A distinctive AP tool tracking every presidential campaign event highlights how the Electoral College leaves most American voters out — a reality told from one overlooked city.
By the first week in October, the presidential campaigns had made over 200 stops to try to woo voters ahead of November’s U.S. presidential election. The vast majority of that impressive total were to specific counties in just seven states — the so-called battlegrounds. In all, the campaigns have been directing their time, attention and money to a cluster representing just 10% of all voters registered nationwide, an outgrowth of the U.S.’s unique Electoral College system.
That data point was just one of many produced using a unique AP reporting tool developed by Democracy Team news editor Tom Verdin and multimedia journalist Kevin Vineys. Among many other uses, the tool helped power a story about all the other places in America left out of campaigning. Democracy Team reporter Christine Fernando, and Chicago-based visual journalists Melissa Perez Winder and Nam Y. Huh traveled to Waukegan, Illinois, a struggling, working-class city overlooked by campaigns despite being a short drive from the Milwaukee metropolitan area, a place that is visited routinely by presidential campaigns. Their story was told in text, a photo package and video, and the file embedded the interactive Vineys developed from the campaign tracking.

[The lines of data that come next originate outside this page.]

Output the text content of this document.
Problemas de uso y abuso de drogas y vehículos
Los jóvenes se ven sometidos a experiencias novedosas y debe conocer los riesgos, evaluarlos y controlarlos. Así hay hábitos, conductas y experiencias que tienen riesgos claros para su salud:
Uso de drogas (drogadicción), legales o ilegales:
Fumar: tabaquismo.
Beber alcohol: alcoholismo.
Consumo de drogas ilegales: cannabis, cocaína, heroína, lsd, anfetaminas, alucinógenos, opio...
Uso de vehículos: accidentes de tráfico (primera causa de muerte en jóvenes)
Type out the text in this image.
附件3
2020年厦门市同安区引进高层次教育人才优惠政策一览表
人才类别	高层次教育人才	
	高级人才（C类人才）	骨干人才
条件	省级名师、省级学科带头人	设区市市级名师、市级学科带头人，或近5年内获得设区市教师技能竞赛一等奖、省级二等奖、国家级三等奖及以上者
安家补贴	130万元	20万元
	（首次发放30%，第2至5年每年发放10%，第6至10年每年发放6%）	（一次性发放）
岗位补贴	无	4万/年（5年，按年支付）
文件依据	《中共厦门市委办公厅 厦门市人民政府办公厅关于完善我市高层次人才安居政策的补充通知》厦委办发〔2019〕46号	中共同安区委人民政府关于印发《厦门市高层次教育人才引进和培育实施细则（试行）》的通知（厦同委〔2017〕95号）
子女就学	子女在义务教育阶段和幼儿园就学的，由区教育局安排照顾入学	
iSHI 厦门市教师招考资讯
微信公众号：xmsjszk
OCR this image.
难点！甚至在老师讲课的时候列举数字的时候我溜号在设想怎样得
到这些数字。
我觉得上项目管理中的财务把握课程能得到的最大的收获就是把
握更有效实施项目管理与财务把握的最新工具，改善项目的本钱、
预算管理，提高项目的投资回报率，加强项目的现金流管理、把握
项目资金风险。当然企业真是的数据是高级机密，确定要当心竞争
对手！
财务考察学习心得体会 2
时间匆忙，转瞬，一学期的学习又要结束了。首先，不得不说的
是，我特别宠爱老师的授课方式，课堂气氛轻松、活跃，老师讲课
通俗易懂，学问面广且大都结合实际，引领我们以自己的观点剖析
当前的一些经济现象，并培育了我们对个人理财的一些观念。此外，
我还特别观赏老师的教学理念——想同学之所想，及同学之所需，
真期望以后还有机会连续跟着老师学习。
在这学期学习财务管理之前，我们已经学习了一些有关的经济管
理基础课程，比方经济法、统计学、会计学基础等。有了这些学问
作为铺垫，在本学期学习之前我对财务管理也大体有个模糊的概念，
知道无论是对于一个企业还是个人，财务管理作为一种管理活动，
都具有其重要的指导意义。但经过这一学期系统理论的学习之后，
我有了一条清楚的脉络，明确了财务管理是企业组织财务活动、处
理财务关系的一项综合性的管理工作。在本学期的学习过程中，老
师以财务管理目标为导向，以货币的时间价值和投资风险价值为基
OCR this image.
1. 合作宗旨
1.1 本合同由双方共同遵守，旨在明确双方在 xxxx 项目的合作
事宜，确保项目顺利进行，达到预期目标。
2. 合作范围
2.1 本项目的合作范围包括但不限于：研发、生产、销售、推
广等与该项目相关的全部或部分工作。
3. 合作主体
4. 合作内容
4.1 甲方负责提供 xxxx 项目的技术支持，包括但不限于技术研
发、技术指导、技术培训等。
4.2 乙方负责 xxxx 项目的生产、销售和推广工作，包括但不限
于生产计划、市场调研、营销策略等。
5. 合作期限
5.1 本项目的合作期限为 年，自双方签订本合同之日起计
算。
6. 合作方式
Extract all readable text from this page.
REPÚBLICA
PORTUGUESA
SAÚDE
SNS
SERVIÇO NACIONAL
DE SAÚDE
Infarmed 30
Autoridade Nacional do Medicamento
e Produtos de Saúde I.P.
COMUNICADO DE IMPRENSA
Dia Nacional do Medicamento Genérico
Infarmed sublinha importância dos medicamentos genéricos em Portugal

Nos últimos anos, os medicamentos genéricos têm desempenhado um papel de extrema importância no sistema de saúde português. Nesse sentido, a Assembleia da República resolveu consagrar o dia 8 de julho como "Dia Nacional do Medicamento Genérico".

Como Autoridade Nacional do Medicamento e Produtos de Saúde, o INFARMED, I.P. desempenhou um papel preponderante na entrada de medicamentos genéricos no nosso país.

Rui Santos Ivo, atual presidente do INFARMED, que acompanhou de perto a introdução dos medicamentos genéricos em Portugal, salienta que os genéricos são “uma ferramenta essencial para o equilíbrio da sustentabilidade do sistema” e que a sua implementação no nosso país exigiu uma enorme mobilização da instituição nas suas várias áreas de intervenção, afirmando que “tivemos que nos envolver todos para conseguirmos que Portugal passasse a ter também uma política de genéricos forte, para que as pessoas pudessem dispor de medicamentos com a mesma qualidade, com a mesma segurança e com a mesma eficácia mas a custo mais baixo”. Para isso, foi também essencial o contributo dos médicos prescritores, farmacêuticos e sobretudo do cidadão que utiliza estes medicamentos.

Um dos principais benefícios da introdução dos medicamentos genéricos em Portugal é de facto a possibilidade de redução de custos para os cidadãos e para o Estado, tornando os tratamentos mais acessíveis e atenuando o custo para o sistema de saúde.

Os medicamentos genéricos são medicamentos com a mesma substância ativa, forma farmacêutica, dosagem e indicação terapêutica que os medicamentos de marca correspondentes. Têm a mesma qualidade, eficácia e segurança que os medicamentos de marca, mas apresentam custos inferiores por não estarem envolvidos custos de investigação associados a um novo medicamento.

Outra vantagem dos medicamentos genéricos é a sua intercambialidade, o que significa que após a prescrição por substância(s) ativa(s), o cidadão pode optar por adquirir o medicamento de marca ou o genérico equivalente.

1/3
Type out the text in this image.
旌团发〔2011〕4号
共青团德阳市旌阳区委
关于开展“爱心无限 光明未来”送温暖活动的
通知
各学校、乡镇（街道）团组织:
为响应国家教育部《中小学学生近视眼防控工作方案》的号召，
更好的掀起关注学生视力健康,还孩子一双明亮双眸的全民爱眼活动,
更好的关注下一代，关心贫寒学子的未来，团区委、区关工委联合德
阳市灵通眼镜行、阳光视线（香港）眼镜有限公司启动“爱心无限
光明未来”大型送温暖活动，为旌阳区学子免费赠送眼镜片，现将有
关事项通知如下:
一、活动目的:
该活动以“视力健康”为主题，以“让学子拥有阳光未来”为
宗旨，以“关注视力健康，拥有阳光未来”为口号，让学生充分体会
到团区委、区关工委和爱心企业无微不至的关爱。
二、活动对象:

The tool is used several times a week for multiple stories about the presidential campaign, to add crucial context to AP stories. On a day when both Vice President Kamala Harris and Republican nominee Donald Trump were in Pennsylvania, AP was able to add a contextual graph showing that the state had by far the most visits by the campaigns this year — 46. This gives the AP a competitive advantage, able to rely on our own reporting without having to rely on outside sources to show campaign trends.